Akar Masalah Stunting dan Upaya Mengatasinya
JAKATA, -Stunting adalah masalah gizi kronis yang ditandai dengan tinggi badan anak di bawah standar. Menurut Organisasi Kesehatan Dunia (WHO), stunting didefinisikan sebagai kondisi tinggi badan anak di bawah -2 standar deviasi (SD) dari kurva pertumbuhan standar WHO.
Stunting terjadi akibat kurangnya asupan gizi yang cukup dan merata dalam waktu yang lama, terutama pada 1.000 Hari Pertama Kehidupan (HPK), yaitu sejak masa kehamilan hingga usia 2 tahun. Pada masa ini, otak dan organ tubuh lainnya berkembang sangat pesat, sehingga membutuhkan asupan gizi yang cukup untuk tumbuh secara optimal.
Ulasan ini menjawab pertanyaan apa yang menjadi akar masalah stunting, dan bagaimana upaya mengatasi masalah stunting yang terjadi di berbagai daerah di Indonesia, seperti banyak diberitakan di media akhir akhir ini.
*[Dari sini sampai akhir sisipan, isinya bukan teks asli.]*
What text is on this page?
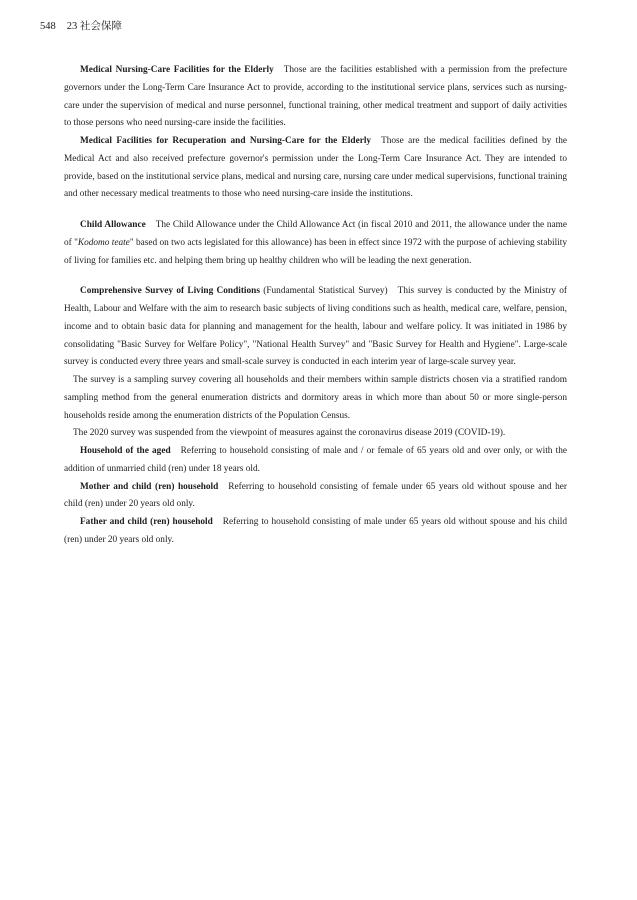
548 23 社会保障

Medical Nursing-Care Facilities for the Elderly Those are the facilities established with a permission from the prefecture governors under the Long-Term Care Insurance Act to provide, according to the institutional service plans, services such as nursing-care under the supervision of medical and nurse personnel, functional training, other medical treatment and support of daily activities to those persons who need nursing-care inside the facilities.

Medical Facilities for Recuperation and Nursing-Care for the Elderly Those are the medical facilities defined by the Medical Act and also received prefecture governor's permission under the Long-Term Care Insurance Act. They are intended to provide, based on the institutional service plans, medical and nursing care, nursing care under medical supervisions, functional training and other necessary medical treatments to those who need nursing-care inside the institutions.

Child Allowance The Child Allowance under the Child Allowance Act (in fiscal 2010 and 2011, the allowance under the name of "Kodomo teate" based on two acts legislated for this allowance) has been in effect since 1972 with the purpose of achieving stability of living for families etc. and helping them bring up healthy children who will be leading the next generation.

Comprehensive Survey of Living Conditions (Fundamental Statistical Survey) This survey is conducted by the Ministry of Health, Labour and Welfare with the aim to research basic subjects of living conditions such as health, medical care, welfare, pension, income and to obtain basic data for planning and management for the health, labour and welfare policy. It was initiated in 1986 by consolidating "Basic Survey for Welfare Policy", "National Health Survey" and "Basic Survey for Health and Hygiene". Large-scale survey is conducted every three years and small-scale survey is conducted in each interim year of large-scale survey year.

The survey is a sampling survey covering all households and their members within sample districts chosen via a stratified random sampling method from the general enumeration districts and dormitory areas in which more than about 50 or more single-person households reside among the enumeration districts of the Population Census.

The 2020 survey was suspended from the viewpoint of measures against the coronavirus disease 2019 (COVID-19).

Household of the aged Referring to household consisting of male and / or female of 65 years old and over only, or with the addition of unmarried child (ren) under 18 years old.

Mother and child (ren) household Referring to household consisting of female under 65 years old without spouse and her child (ren) under 20 years old only.

Father and child (ren) household Referring to household consisting of male under 65 years old without spouse and his child (ren) under 20 years old only.
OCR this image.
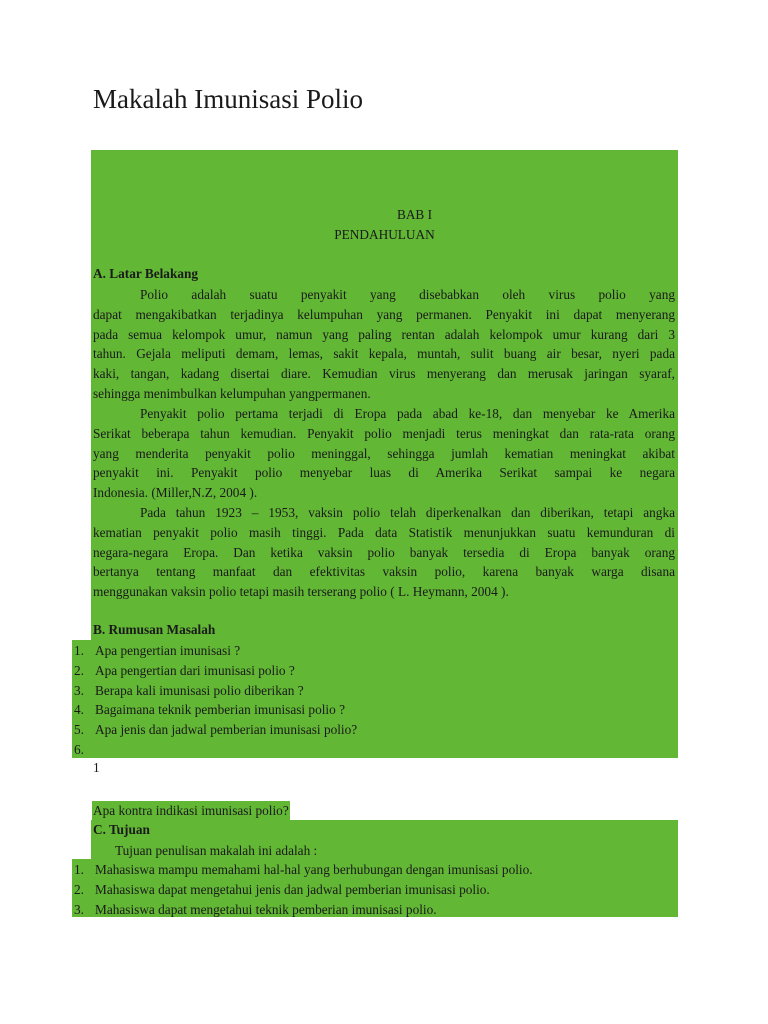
Makalah Imunisasi Polio
BAB I
PENDAHULUAN
A. Latar Belakang
Polio adalah suatu penyakit yang disebabkan oleh virus polio yang
dapat mengakibatkan terjadinya kelumpuhan yang permanen. Penyakit ini dapat menyerang
pada semua kelompok umur, namun yang paling rentan adalah kelompok umur kurang dari 3
tahun. Gejala meliputi demam, lemas, sakit kepala, muntah, sulit buang air besar, nyeri pada
kaki, tangan, kadang disertai diare. Kemudian virus menyerang dan merusak jaringan syaraf,
sehingga menimbulkan kelumpuhan yangpermanen.
Penyakit polio pertama terjadi di Eropa pada abad ke-18, dan menyebar ke Amerika
Serikat beberapa tahun kemudian. Penyakit polio menjadi terus meningkat dan rata-rata orang
yang menderita penyakit polio meninggal, sehingga jumlah kematian meningkat akibat
penyakit ini. Penyakit polio menyebar luas di Amerika Serikat sampai ke negara
Indonesia. (Miller,N.Z, 2004 ).
Pada tahun 1923 – 1953, vaksin polio telah diperkenalkan dan diberikan, tetapi angka
kematian penyakit polio masih tinggi. Pada data Statistik menunjukkan suatu kemunduran di
negara-negara Eropa. Dan ketika vaksin polio banyak tersedia di Eropa banyak orang
bertanya tentang manfaat dan efektivitas vaksin polio, karena banyak warga disana
menggunakan vaksin polio tetapi masih terserang polio ( L. Heymann, 2004 ).
B. Rumusan Masalah
1. Apa pengertian imunisasi ?
2. Apa pengertian dari imunisasi polio ?
3. Berapa kali imunisasi polio diberikan ?
4. Bagaimana teknik pemberian imunisasi polio ?
5. Apa jenis dan jadwal pemberian imunisasi polio?
6.
1
Apa kontra indikasi imunisasi polio?
C. Tujuan
Tujuan penulisan makalah ini adalah :
1. Mahasiswa mampu memahami hal-hal yang berhubungan dengan imunisasi polio.
2. Mahasiswa dapat mengetahui jenis dan jadwal pemberian imunisasi polio.
3. Mahasiswa dapat mengetahui teknik pemberian imunisasi polio.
Sekadar sharing, penulis pernah mendampingi sedikitnya 15 keluarga petani miskin di sebuah desa di Kabupaten Purwakarta, tahun 2008-20013. Menurut pengamatan penulis selama itu, fenomena stunting juga dialami oleh keluarga petani rentan miskin di desa tersebut, dan desa desa sekitar lainnya. Maka ulasan ini merupakan proyeksi atau suatu konsepsi penulis berdasar situasi lapangan. Semoga ulasan ini bermanfaat.
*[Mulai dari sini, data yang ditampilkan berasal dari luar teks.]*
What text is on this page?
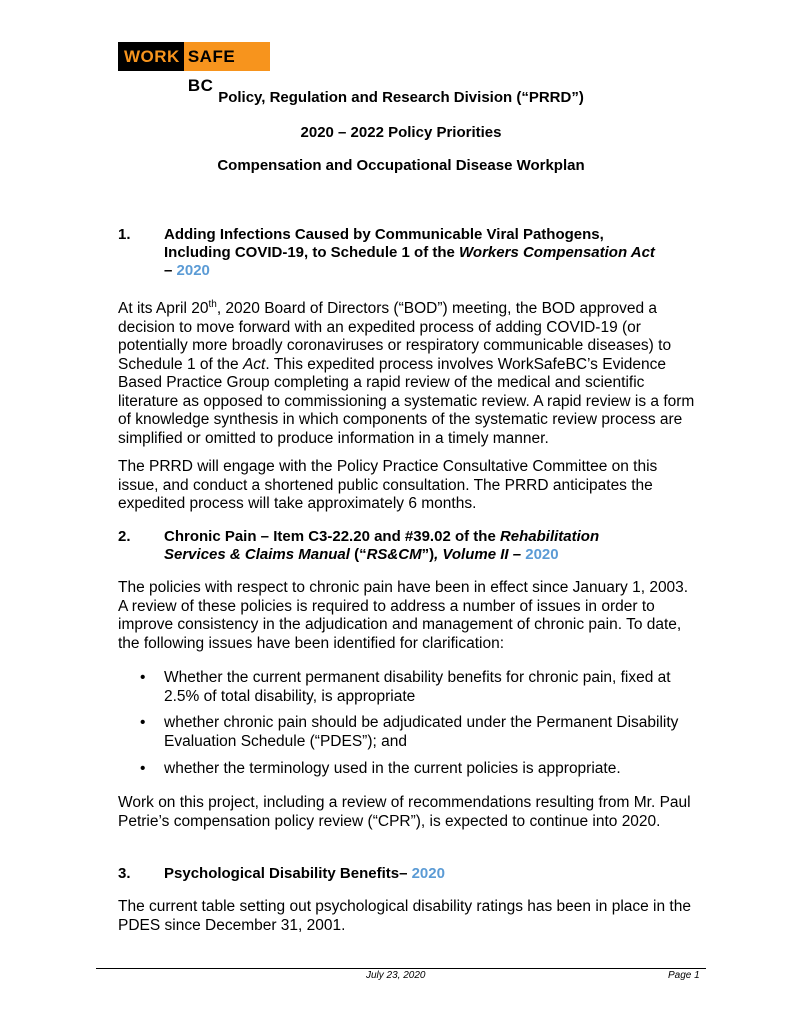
WORK SAFE BC
Policy, Regulation and Research Division (“PRRD”)
2020 – 2022 Policy Priorities
Compensation and Occupational Disease Workplan
1. Adding Infections Caused by Communicable Viral Pathogens,
Including COVID-19, to Schedule 1 of the Workers Compensation Act
– 2020
At its April 20th, 2020 Board of Directors (“BOD”) meeting, the BOD approved a decision to move forward with an expedited process of adding COVID-19 (or potentially more broadly coronaviruses or respiratory communicable diseases) to Schedule 1 of the Act. This expedited process involves WorkSafeBC’s Evidence Based Practice Group completing a rapid review of the medical and scientific literature as opposed to commissioning a systematic review. A rapid review is a form of knowledge synthesis in which components of the systematic review process are simplified or omitted to produce information in a timely manner.
The PRRD will engage with the Policy Practice Consultative Committee on this issue, and conduct a shortened public consultation. The PRRD anticipates the expedited process will take approximately 6 months.
2. Chronic Pain – Item C3-22.20 and #39.02 of the Rehabilitation
Services & Claims Manual (“RS&CM”), Volume II – 2020
The policies with respect to chronic pain have been in effect since January 1, 2003. A review of these policies is required to address a number of issues in order to improve consistency in the adjudication and management of chronic pain. To date, the following issues have been identified for clarification:
• Whether the current permanent disability benefits for chronic pain, fixed at 2.5% of total disability, is appropriate
• whether chronic pain should be adjudicated under the Permanent Disability Evaluation Schedule (“PDES”); and
• whether the terminology used in the current policies is appropriate.
Work on this project, including a review of recommendations resulting from Mr. Paul Petrie’s compensation policy review (“CPR”), is expected to continue into 2020.
3. Psychological Disability Benefits– 2020
The current table setting out psychological disability ratings has been in place in the PDES since December 31, 2001.
July 23, 2020	Page 1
Oiya, disclaimer dulu: penulis tidak menyebut nama desa dan wilayah stunting di tempat penulis terlibat pendampingan masyarakat miskin itu, untuk pertimbangan privasi warga dan pemangku wilayah setempat. Ok clear ya.
Dua Kelompok Akar Masalah
Menurut pengamatan penulis, fenomena umum akar masalah stunting terutama di desa dan berbagai daerah di Indonesia dapat dikelompokkan menjadi dua, yaitu faktor risiko langsung dan faktor risiko tidak langsung.
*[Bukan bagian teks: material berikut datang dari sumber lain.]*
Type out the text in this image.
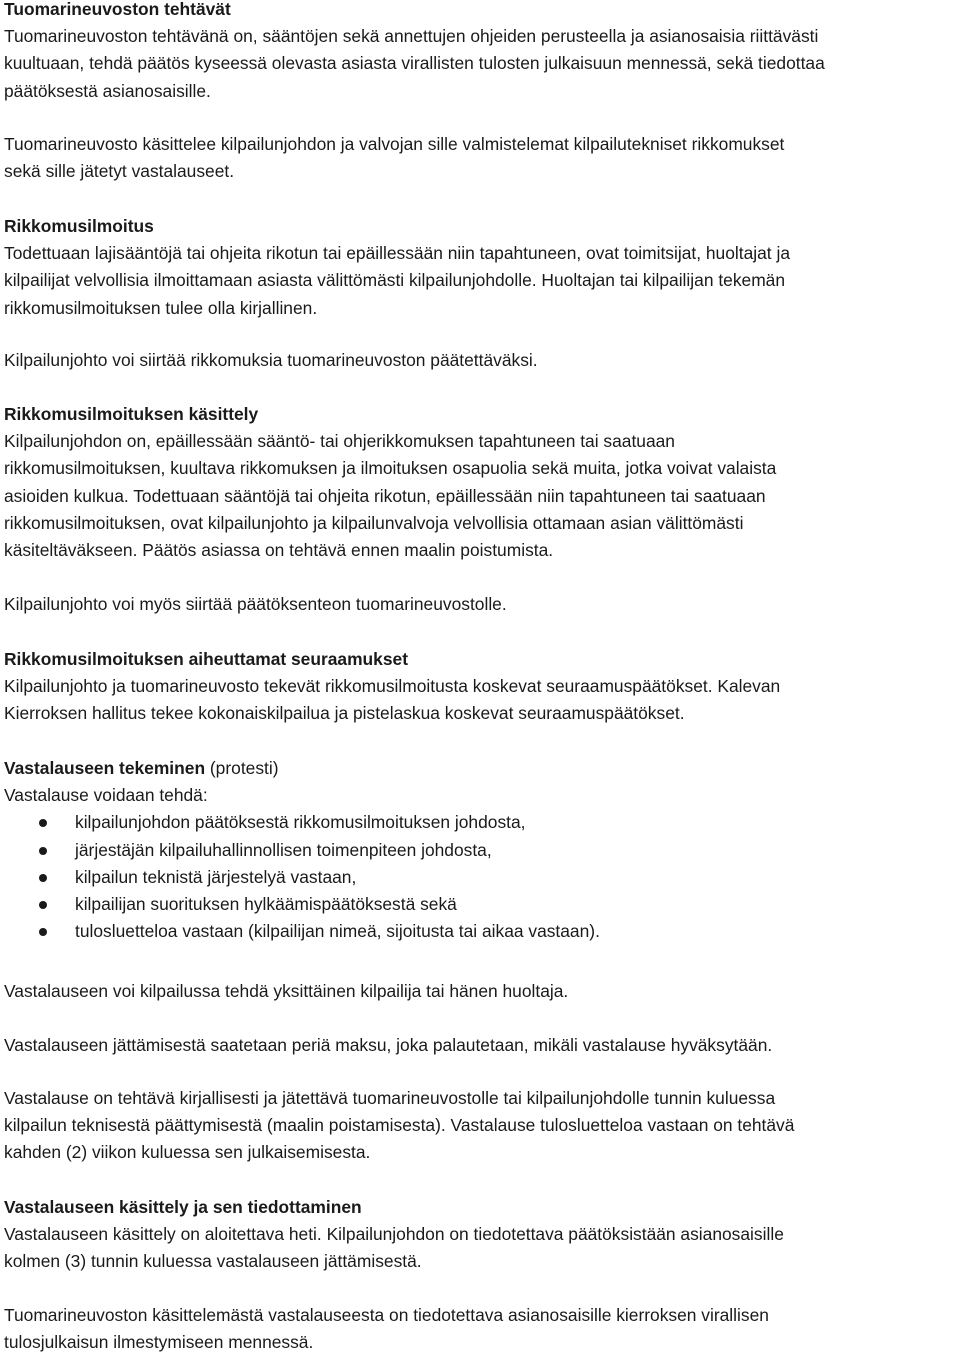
Tuomarineuvoston tehtävät

Tuomarineuvoston tehtävänä on, sääntöjen sekä annettujen ohjeiden perusteella ja asianosaisia riittävästi
kuultuaan, tehdä päätös kyseessä olevasta asiasta virallisten tulosten julkaisuun mennessä, sekä tiedottaa
päätöksestä asianosaisille.

Tuomarineuvosto käsittelee kilpailunjohdon ja valvojan sille valmistelemat kilpailutekniset rikkomukset
sekä sille jätetyt vastalauseet.

Rikkomusilmoitus

Todettuaan lajisääntöjä tai ohjeita rikotun tai epäillessään niin tapahtuneen, ovat toimitsijat, huoltajat ja
kilpailijat velvollisia ilmoittamaan asiasta välittömästi kilpailunjohdolle. Huoltajan tai kilpailijan tekemän
rikkomusilmoituksen tulee olla kirjallinen.

Kilpailunjohto voi siirtää rikkomuksia tuomarineuvoston päätettäväksi.

Rikkomusilmoituksen käsittely

Kilpailunjohdon on, epäillessään sääntö- tai ohjerikkomuksen tapahtuneen tai saatuaan
rikkomusilmoituksen, kuultava rikkomuksen ja ilmoituksen osapuolia sekä muita, jotka voivat valaista
asioiden kulkua. Todettuaan sääntöjä tai ohjeita rikotun, epäillessään niin tapahtuneen tai saatuaan
rikkomusilmoituksen, ovat kilpailunjohto ja kilpailunvalvoja velvollisia ottamaan asian välittömästi
käsiteltäväkseen. Päätös asiassa on tehtävä ennen maalin poistumista.

Kilpailunjohto voi myös siirtää päätöksenteon tuomarineuvostolle.

Rikkomusilmoituksen aiheuttamat seuraamukset

Kilpailunjohto ja tuomarineuvosto tekevät rikkomusilmoitusta koskevat seuraamuspäätökset. Kalevan
Kierroksen hallitus tekee kokonaiskilpailua ja pistelaskua koskevat seuraamuspäätökset.

Vastalauseen tekeminen (protesti)

Vastalause voidaan tehdä:

kilpailunjohdon päätöksestä rikkomusilmoituksen johdosta,
järjestäjän kilpailuhallinnollisen toimenpiteen johdosta,
kilpailun teknistä järjestelyä vastaan,
kilpailijan suorituksen hylkäämispäätöksestä sekä
tulosluetteloa vastaan (kilpailijan nimeä, sijoitusta tai aikaa vastaan).

Vastalauseen voi kilpailussa tehdä yksittäinen kilpailija tai hänen huoltaja.

Vastalauseen jättämisestä saatetaan periä maksu, joka palautetaan, mikäli vastalause hyväksytään.

Vastalause on tehtävä kirjallisesti ja jätettävä tuomarineuvostolle tai kilpailunjohdolle tunnin kuluessa
kilpailun teknisestä päättymisestä (maalin poistamisesta). Vastalause tulosluetteloa vastaan on tehtävä
kahden (2) viikon kuluessa sen julkaisemisesta.

Vastalauseen käsittely ja sen tiedottaminen

Vastalauseen käsittely on aloitettava heti. Kilpailunjohdon on tiedotettava päätöksistään asianosaisille
kolmen (3) tunnin kuluessa vastalauseen jättämisestä.

Tuomarineuvoston käsittelemästä vastalauseesta on tiedotettava asianosaisille kierroksen virallisen
tulosjulkaisun ilmestymiseen mennessä.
Faktor risiko langsung, yaitu faktor yang secara langsung menyebabkan terjadinya stunting, Di antaranya: masalah Kurang asupan energi, Kurang asupan protein, Kurang asupan vitamin dan mineral, serta Infeksi berulang.
Sedangkan Faktor risiko tidak langsung, yaitu faktor yang tidak secara langsung menyebabkan stunting, tetapi dapat meningkatkan risiko terjadinya stunting. Antara lain:Â Kemiskinan, Kurang pendidikan, Kurang akses terhadap layanan Kesehatan, Kurang akses terhadap air bersih dan sanitasi, Kurang akses terhadap pangan bergizi.
Menurut penulis, dua kelompok akar masalah inilah yang penting untuk dipecahkan bersama, diatasi oleh pemerintah dan pemangku kepentingan, baik swasta maupun masyarakat yang peduli.
Perlu upaya Gotong-Royong
Berdasarkan data Survei Status Gizi Balita Indonesia (SSGBI) tahun 2021, prevalensi stunting di Indonesia sebesar 24,4%. Artinya, angka ini masih di atas target yang ditetapkan oleh Kementerian Kesehatan, yaitu 14% pada tahun 2024.